Cade suspende inteligência artificial no WhatsApp e abre inquérito contra a Meta
A Superintendência-Geral do Conselho Administrativo de Defesa Econômica instaurou um inquérito administrativo e concedeu medida preventiva contra o WhatsApp e a Meta após denúncia de duas empresas desenvolvedoras de inteligência artificial — Factoría Elcano (LuzIA) e Brainlogic AI (Zapia). As duas empresas acusam a Meta de abuso de posição dominante e fechamento de mercado decorrente de mudanças nos termos de uso do WhatsApp Business.
Como aponta a nota técnica que embasou a decisão, embora ainda não haja definição de mercado relevante, etapa típica em casos de condutas unilaterais, os indícios justificam a continuidade das investigações. O órgão entendeu ainda que há elementos para concessão de medida preventiva e determinou a suspensão da entrada em vigor das alterações nos termos do WhatsApp Business até a conclusão do inquérito.
Segundo a representação, em outubro de 2025 a Meta alterou unilateralmente as regras da API utilizada por desenvolvedores para integrar serviços ao aplicativo, proibindo o uso do WhatsApp para ofertar assistentes de IA “generalistas”. Na prática, a medida barraria o funcionamento de chatbots que competem com a Meta AI, solução própria lançada pela companhia, e teria efeitos imediatos para novos entrantes e efeito pleno a partir de janeiro de 2026.
Para as denunciantes, a mudança constitui uma estratégia de exclusão: o WhatsApp seria um canal essencial para distribuição de assistentes de IA no Brasil, país onde cerca de 99% dos usuários de smartphones têm o aplicativo instalado, e sua restrição impediria a entrada e o funcionamento de concorrentes. O documento menciona incentivos prévios da própria Meta à criação de assistentes por terceiros, em um movimento descrito como “embrace, extend and extinguish”.
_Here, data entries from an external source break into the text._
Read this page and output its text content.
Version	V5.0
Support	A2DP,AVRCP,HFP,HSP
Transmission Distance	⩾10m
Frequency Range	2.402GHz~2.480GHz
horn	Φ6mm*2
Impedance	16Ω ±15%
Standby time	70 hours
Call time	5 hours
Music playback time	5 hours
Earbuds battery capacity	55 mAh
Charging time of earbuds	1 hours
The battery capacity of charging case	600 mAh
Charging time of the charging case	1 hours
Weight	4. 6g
A Meta rebateu os argumentos e afirmou que o uso da API por chatbots de uso geral não era previsto quando a ferramenta foi criada. A empresa alegou que o tráfego gerado por esses serviços sobrecarregou a infraestrutura em ao menos três ocasiões, elevou demandas de suporte técnico não compatíveis com o produto e operou de forma “free rider”, sem compensação econômica e fora do modelo de negócios destinado ao atendimento e marketing B2C.